·LLM Integration·3 min read·Mid-level developers

Bolting an LLM Onto a Legacy .NET App Without Breaking Production

You've got a 12-year-old .NET Framework app, an SLA, and a director who wants AI features by Q3. Here's how to bolt on an LLM without touching the monolith.

The brief was familiar. "Add AI" to an ASP.NET Web Forms invoicing app that has been quietly running for half a dozen enterprise customers since 2013. The app cannot go down. The codebase has no tests. The director wants a "draft my email" feature on the customer detail page. You are alone on this. Good luck.

I've now done this dance enough times to have a pattern that doesn't end in tears.

The pattern: sidecar, not surgery

Don't refactor the monolith. Build a tiny .NET 8 minimal API service that talks to your LLM provider, deploy it next to the existing app, and call it from the legacy code over HTTP. The legacy app stays a 2013 codebase. The sidecar is modern, isolated, deployable on its own, and rollback-able with a feature flag.

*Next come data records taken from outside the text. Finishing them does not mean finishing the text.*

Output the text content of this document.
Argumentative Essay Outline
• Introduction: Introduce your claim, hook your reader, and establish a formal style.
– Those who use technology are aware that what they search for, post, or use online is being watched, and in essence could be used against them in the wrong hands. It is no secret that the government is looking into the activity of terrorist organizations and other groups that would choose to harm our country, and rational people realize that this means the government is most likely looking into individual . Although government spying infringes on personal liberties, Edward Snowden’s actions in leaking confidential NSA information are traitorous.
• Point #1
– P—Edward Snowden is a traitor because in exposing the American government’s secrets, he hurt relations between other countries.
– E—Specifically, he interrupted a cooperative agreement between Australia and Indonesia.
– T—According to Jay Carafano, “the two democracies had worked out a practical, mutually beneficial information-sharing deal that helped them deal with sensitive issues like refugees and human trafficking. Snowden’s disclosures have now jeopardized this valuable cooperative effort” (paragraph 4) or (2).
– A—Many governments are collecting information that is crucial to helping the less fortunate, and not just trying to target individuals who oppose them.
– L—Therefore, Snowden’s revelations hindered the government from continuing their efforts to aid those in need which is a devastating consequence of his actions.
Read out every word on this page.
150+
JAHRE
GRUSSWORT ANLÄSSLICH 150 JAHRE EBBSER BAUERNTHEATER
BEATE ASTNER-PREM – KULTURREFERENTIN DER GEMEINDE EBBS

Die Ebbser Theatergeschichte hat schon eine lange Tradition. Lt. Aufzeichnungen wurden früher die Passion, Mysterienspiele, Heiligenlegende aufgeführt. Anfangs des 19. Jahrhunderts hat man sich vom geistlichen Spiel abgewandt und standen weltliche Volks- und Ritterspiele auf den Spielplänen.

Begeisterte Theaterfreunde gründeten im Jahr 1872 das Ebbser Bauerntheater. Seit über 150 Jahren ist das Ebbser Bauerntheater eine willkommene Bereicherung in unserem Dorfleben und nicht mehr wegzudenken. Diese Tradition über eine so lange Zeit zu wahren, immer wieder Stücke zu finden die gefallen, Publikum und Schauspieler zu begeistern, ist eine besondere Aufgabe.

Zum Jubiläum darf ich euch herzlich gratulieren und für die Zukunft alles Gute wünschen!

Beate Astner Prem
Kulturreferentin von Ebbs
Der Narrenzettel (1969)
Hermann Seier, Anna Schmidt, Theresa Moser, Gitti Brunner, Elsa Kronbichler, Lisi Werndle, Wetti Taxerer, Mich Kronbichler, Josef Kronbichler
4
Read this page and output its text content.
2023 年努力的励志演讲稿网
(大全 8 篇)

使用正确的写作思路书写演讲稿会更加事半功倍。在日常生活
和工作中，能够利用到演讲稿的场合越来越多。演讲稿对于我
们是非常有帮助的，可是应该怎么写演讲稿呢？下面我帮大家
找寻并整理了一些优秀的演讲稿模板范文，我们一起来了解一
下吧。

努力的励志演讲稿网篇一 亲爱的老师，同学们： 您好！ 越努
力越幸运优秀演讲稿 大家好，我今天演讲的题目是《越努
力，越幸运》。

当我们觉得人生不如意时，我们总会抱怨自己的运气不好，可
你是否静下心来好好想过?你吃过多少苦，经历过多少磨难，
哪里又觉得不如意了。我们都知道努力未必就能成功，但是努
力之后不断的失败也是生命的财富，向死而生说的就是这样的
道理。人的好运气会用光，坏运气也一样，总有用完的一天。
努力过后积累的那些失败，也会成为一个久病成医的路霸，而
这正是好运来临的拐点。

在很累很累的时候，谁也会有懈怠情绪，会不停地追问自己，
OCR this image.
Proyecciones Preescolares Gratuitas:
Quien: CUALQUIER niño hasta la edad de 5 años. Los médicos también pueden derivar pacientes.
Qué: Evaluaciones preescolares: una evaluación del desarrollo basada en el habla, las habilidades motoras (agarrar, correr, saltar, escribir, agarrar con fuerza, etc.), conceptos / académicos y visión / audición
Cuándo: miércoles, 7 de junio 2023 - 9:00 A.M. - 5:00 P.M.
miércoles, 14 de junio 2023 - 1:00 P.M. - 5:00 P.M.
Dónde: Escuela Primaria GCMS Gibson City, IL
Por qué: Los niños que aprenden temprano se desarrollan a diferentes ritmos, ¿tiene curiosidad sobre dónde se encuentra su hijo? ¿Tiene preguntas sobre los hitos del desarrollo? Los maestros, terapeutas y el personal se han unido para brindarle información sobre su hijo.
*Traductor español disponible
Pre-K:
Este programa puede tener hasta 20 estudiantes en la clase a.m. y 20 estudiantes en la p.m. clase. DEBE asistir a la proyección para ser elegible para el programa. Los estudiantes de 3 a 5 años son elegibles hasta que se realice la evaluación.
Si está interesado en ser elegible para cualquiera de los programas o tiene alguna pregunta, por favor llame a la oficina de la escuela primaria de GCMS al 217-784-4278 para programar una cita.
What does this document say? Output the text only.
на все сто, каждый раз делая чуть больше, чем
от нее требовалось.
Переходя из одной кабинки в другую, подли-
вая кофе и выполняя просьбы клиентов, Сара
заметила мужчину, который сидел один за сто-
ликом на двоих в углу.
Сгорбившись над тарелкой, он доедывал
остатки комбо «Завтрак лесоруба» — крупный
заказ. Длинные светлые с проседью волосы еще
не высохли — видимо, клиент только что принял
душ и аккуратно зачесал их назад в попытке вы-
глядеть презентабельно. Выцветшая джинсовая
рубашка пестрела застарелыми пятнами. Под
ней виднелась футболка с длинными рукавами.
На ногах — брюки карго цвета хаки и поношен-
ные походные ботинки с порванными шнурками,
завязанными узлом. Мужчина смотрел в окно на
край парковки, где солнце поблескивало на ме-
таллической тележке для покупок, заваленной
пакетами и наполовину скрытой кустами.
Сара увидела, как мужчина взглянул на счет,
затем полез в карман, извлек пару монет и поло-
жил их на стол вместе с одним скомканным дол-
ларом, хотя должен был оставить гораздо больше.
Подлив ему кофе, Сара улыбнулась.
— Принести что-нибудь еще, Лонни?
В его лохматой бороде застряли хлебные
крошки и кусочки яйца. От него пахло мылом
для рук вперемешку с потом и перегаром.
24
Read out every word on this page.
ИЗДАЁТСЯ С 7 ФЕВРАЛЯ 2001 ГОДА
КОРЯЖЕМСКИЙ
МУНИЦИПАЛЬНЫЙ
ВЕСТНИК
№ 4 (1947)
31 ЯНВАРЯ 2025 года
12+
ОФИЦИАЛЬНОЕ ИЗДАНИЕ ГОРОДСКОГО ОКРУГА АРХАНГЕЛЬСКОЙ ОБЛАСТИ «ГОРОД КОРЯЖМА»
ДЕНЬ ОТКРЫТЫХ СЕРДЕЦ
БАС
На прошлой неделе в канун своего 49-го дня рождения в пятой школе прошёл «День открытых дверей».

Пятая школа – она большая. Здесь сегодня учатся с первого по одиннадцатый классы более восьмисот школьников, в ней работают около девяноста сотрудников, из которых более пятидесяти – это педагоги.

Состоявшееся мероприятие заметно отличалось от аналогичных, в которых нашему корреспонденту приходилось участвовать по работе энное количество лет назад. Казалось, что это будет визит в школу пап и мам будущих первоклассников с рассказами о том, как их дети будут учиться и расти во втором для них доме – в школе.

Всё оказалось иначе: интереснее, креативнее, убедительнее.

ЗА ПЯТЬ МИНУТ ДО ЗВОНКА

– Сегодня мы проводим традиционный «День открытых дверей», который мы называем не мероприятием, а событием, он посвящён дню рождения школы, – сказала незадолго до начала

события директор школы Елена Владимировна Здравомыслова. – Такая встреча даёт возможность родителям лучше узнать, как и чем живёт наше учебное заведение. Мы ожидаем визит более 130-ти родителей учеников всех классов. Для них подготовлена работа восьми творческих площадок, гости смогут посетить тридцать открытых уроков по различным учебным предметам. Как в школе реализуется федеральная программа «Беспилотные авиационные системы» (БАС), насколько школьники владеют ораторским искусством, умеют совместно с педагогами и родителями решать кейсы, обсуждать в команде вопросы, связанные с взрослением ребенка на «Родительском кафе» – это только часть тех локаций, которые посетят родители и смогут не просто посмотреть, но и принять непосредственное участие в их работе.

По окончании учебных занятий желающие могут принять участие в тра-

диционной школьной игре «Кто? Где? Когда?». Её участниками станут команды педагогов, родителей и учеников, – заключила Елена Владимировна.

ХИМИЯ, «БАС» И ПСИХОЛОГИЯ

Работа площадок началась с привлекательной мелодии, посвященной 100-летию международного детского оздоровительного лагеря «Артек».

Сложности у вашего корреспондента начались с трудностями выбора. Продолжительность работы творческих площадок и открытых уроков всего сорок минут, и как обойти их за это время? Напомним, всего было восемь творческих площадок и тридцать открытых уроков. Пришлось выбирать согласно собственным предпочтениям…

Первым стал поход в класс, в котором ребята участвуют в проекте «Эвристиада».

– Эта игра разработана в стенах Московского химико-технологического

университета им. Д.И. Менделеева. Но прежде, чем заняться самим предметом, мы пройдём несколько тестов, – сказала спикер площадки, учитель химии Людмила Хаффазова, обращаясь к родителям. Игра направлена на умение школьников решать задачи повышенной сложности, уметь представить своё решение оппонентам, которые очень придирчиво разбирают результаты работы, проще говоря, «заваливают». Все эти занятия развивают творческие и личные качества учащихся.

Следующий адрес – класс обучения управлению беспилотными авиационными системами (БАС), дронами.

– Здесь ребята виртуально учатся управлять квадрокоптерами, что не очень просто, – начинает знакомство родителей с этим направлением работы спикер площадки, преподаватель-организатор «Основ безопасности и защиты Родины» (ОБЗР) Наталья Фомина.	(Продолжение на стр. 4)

The mental model is the strangler fig. You're not replacing the old tree, you're growing a new one beside it. The first branch happens to talk to OpenAI.

The sidecar in 25 lines

var builder = WebApplication.CreateBuilder(args);
builder.Services.AddHttpClient("llm", c =>
{
    c.BaseAddress = new Uri(builder.Configuration["LLM:Endpoint"]!);
    c.DefaultRequestHeaders.Add("api-key", builder.Configuration["LLM:Key"]);
    c.Timeout = TimeSpan.FromSeconds(20);
});

var app = builder.Build();

app.MapPost("/draft-email", async (DraftRequest req, IHttpClientFactory f) =>
{
    var http = f.CreateClient("llm");
    var payload = new
    {
        model = "gpt-4o-mini",
        messages = new[]
        {
            new { role = "system", content = "Write a polite customer email." },
            new { role = "user",   content = req.Context }
        },
        max_tokens = 400
    };
    var res = await http.PostAsJsonAsync("/chat/completions", payload);
    return Results.Ok(await res.Content.ReadFromJsonAsync<LlmResponse>());
});

app.Run();

record DraftRequest(string Context);
record LlmResponse(string Text);

Why it works

The legacy app changes by exactly two lines. An HTTP call from the code-behind. No NuGet upgrades, no Framework-to-Core migration, no risk to the invoicing path that pays for your team's coffee. The sidecar owns the messy parts: retries, timeouts, prompt versions, switching providers when one of them has a bad afternoon. None of that ever touches the monolith.

When to use it

Anytime "legacy app + AI feature" is the brief. Especially when the legacy app has no test coverage, the team is small, and the AI bit is genuinely additive (not replacing core logic). The sidecar keeps your blast radius the size of one feature. That is what lets you sleep.

When not to

If the AI feature needs deep access to legacy state, long EF transactions, in-memory caches, weird DbContext lifetimes, the HTTP boundary will fight you. Inline it instead, but only if you've got at least some test coverage. And don't use this pattern on a greenfield .NET app. Just build it integrated from day one. Sidecars are a coping mechanism, not a goal.

Deployment topology

flowchart LR
    User[User browser] --> LB[Load balancer]
    LB --> Legacy["Legacy ASP.NET Web Forms<br/>(unchanged)"]
    Legacy -- HTTP --> Sidecar[".NET 8 LLM Sidecar<br/>(new, isolated)"]
    Sidecar --> OpenAI[("OpenAI / Azure OpenAI")]
    Sidecar -. on failure .- FeatureFlag{Feature flag<br/>off?}
    FeatureFlag -- yes --> Legacy

Conclusion

Put the sidecar call behind a feature flag from day one. Even if you only ever flip it once. Future you, debugging at 3am while the LLM provider has its weekly incident, will thank present you for the ten lines that let ops turn the AI feature off without a deploy.